The score by Yazbek, whose Broadway work includes “The Full Monty” and “Dirty Rotten Scoundrels,” is an insinuating mix of klezmer and American jazz, Egyptian folk and classical Arab strains, with a fleck or two of Kurt Weill. Nothing is lost in translation while instruments are played and voices take flight.

When Dina discovers the sources of grief in Tewfiq’s life, she asks him to sing to her the Arabic song he performed the night he met his wife. After Itzik and Iris have a heated argument, Simon comforts their child by playing the unfinished concerto he started as a budding musician before fatherhood imposed on him a new set of responsibilities. Haled dispenses romantic advice to Papi (Etai Benson) in song — Romeo temporarily assuming the role of a selfless Cyrano de Bergerac in solidarity with love.

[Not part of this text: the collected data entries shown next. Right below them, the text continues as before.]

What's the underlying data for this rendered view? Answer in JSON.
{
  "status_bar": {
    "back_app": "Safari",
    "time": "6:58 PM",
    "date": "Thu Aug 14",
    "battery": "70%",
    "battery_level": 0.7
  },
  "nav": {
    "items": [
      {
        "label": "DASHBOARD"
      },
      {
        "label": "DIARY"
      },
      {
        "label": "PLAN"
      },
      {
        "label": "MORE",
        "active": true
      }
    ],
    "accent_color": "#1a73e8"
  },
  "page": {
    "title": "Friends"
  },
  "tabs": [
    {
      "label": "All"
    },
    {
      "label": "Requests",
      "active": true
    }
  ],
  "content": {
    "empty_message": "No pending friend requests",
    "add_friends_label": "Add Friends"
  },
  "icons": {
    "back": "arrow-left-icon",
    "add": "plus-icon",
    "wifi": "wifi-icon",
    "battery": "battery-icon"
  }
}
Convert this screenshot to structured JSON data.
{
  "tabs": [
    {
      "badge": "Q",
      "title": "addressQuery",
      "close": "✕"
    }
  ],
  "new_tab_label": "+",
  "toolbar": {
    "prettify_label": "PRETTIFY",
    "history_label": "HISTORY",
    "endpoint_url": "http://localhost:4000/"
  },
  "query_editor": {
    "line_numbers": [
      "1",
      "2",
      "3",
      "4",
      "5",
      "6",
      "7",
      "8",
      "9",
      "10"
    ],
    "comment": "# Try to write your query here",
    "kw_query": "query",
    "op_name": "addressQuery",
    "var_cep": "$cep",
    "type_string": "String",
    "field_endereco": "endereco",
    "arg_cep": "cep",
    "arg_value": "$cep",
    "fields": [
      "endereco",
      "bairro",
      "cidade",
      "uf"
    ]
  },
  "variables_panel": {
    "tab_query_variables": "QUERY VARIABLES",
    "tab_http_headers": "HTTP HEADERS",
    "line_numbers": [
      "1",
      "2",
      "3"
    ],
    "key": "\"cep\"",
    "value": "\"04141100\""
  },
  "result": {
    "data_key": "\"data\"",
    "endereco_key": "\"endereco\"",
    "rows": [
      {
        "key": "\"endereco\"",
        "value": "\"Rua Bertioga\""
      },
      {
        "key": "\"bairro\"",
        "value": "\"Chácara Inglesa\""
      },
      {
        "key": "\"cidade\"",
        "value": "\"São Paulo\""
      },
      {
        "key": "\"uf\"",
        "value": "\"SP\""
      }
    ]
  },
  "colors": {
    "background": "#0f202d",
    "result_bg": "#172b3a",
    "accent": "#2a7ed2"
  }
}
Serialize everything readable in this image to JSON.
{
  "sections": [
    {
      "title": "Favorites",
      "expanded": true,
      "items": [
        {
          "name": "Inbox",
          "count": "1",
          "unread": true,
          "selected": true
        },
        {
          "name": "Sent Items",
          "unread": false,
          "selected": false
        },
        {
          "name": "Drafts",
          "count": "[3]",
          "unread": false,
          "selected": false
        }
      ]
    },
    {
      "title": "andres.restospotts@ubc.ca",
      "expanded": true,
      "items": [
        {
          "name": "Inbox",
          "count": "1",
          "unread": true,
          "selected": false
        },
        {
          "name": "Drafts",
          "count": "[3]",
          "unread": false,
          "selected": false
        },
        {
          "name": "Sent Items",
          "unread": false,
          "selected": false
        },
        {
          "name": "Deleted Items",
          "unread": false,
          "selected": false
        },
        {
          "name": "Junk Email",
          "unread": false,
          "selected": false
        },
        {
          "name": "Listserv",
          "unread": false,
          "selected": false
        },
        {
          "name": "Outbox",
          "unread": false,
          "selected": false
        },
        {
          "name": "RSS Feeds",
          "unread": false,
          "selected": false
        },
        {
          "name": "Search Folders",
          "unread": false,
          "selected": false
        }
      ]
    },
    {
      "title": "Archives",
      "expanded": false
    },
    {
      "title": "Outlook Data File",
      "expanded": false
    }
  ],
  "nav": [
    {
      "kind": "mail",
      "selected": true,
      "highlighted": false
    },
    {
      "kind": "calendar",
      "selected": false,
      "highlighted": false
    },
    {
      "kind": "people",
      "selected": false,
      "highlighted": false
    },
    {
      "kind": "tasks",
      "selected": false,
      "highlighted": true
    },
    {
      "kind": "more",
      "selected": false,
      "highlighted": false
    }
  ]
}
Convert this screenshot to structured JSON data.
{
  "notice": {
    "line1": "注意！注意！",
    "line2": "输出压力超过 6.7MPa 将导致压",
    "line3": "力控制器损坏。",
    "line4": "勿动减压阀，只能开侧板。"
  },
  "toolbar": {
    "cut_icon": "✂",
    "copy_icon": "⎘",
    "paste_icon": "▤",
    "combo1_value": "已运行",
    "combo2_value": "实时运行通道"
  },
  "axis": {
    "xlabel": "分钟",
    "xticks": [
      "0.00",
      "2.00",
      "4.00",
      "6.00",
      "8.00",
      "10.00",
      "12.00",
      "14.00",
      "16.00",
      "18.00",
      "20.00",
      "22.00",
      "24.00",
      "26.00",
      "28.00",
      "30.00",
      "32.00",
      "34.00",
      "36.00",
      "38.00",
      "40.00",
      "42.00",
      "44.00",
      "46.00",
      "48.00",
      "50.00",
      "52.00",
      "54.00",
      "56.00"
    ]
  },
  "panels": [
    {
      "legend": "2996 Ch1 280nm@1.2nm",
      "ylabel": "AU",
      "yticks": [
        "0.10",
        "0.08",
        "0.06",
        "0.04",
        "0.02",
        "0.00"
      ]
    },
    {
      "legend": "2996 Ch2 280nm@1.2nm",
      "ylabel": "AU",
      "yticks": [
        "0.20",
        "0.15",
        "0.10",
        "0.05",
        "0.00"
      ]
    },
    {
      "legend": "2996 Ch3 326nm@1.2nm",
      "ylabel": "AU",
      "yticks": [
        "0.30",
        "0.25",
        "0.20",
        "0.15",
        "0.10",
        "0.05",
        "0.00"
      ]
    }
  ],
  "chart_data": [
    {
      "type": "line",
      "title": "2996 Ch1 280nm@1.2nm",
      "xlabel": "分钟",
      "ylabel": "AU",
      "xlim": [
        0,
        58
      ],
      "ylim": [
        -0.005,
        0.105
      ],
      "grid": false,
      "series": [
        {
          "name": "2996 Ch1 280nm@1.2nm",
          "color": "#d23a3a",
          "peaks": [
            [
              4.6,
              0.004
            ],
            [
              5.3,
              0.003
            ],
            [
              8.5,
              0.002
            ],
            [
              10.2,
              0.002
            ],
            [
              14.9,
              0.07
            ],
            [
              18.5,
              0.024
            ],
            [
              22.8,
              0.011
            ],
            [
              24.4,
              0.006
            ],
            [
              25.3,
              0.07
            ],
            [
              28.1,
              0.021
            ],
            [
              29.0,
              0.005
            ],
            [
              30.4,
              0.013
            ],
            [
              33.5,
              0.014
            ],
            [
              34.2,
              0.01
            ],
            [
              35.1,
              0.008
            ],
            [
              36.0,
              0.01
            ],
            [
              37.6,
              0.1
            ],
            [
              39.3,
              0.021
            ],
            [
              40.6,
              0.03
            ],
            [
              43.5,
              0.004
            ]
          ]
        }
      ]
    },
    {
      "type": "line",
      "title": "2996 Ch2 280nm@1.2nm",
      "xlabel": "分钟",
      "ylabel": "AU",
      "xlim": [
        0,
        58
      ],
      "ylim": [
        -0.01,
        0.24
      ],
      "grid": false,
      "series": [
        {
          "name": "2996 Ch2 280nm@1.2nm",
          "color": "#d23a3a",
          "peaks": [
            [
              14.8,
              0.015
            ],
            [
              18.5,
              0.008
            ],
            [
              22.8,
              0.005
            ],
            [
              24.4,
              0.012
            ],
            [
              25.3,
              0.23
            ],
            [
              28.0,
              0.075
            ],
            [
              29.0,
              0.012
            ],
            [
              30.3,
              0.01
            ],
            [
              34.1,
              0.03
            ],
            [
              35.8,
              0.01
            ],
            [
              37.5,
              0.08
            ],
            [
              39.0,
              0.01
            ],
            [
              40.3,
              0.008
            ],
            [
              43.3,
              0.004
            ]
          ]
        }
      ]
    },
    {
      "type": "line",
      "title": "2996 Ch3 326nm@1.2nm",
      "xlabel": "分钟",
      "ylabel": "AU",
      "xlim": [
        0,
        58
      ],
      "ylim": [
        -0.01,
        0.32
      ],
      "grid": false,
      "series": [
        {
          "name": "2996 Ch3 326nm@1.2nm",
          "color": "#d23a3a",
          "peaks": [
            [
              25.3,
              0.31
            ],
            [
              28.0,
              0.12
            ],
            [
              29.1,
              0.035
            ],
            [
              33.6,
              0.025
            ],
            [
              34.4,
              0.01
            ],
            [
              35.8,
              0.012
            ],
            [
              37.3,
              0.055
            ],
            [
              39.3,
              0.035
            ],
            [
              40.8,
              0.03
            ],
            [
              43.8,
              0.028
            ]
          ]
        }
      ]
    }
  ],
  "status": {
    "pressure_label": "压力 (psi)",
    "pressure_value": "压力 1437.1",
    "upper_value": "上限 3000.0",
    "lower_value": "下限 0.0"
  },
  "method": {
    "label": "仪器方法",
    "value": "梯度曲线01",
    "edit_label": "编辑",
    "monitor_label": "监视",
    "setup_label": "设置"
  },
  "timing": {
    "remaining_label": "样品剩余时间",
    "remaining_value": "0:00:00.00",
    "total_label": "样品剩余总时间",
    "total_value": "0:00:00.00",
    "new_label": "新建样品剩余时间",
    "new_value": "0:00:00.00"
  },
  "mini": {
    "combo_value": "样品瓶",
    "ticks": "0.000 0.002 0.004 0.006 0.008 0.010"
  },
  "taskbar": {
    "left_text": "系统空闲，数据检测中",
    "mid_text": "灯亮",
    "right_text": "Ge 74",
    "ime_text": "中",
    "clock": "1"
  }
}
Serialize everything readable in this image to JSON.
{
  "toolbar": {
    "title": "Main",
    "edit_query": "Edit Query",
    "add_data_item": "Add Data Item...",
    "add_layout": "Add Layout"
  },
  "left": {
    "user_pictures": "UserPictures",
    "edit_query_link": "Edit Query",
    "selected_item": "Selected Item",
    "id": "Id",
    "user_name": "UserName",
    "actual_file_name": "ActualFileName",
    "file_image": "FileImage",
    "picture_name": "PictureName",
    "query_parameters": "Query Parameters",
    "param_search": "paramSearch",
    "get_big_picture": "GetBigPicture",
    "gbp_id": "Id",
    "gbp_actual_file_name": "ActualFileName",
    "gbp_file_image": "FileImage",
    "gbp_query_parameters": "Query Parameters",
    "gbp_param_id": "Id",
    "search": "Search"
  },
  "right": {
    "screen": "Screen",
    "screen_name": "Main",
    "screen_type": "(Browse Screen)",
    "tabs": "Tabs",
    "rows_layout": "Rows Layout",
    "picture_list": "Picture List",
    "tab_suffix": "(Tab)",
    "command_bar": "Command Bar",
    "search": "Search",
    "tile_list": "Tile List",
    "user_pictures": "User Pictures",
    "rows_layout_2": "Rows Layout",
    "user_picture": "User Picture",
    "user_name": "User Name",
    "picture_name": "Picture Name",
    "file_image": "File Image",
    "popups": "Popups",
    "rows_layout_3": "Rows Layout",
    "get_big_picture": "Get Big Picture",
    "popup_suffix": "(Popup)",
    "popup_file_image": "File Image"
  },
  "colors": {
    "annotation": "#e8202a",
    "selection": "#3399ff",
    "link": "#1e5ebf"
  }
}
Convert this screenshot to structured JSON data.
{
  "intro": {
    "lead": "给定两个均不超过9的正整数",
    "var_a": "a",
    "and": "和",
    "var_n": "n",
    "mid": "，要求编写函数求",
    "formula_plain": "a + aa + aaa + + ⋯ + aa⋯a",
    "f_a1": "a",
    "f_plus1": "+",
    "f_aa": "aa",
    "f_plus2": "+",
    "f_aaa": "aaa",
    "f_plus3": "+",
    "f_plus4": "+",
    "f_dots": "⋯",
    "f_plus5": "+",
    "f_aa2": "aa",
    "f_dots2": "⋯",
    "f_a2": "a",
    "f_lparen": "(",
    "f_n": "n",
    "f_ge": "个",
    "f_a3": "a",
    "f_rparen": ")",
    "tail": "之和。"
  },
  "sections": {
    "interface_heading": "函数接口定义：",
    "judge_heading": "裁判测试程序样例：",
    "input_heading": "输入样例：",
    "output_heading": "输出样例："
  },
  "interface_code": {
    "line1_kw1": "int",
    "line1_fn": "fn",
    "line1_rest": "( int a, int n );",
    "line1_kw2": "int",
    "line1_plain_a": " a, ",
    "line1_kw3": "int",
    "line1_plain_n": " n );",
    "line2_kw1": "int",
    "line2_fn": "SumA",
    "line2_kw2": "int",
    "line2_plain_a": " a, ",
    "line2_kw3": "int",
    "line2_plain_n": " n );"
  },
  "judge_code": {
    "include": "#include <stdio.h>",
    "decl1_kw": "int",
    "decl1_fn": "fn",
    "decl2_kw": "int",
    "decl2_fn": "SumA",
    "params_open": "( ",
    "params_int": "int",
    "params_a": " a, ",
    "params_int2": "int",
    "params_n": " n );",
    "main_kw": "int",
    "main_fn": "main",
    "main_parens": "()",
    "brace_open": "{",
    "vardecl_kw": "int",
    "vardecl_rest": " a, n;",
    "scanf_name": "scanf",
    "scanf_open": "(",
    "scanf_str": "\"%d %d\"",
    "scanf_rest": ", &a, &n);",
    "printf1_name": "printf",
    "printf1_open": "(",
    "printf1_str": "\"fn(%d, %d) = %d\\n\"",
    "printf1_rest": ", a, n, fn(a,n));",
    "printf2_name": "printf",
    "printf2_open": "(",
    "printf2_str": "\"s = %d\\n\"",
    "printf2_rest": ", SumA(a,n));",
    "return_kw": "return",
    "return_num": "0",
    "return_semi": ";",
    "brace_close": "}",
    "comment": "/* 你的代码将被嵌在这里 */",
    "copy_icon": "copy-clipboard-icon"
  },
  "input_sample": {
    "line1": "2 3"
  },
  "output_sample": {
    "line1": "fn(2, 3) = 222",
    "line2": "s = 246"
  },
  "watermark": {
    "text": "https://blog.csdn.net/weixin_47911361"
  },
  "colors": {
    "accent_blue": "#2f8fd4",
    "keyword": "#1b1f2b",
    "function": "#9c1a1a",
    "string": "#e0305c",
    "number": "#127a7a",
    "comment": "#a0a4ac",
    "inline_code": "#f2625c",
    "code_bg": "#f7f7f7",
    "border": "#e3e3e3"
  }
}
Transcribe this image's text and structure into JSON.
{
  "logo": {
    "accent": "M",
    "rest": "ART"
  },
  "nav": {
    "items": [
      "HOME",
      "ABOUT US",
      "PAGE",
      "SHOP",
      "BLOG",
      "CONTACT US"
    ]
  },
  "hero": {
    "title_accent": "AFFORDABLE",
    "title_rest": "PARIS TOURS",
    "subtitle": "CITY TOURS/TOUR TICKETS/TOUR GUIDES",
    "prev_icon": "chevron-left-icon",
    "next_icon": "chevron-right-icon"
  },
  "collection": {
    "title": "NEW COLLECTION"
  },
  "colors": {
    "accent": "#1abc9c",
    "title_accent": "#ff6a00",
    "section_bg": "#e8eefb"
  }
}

Humor mingles freely with melancholy. The Telephone Guy (Adam Kantor) stands vigil at a pay phone, hurrying others away as he waits for his girl to call with the perseverance of Vladimir and Estragon in “Waiting for Godot.” When Iris apologizes to her guest for her series of emotional outbursts at Itzik, Simon reassuringly tells her, “I am married 20 years.”

“The Band’s Visit” is more music drama than splashy musical. Bells and whistles aren’t needed to rouse the audience. I was slightly resistant at first to the show’s lackadaisical rhythm, but I succumbed in short order to the poetic delicacy. More compact than “Fun Home,” “Hamilton” and “Great Comet,” this 90-minute show is every bit as resonant and original.

The ensemble brings fresh idiosyncrasy to the roles, with Lenk and Shalhoub making silence as potent as song and speech. When Dina asks Tewfiq to describe what it is like to be standing before his orchestra, he answers by conducting an invisible music that Dina begins to respond to with her own expressive gestures. The stage picture is worth more than a symphony of words.

At a time when politics is dividing us not only from each other but also from ourselves, “The Band’s Visit,” the best musical of 2017, offers balm for the breach in our souls.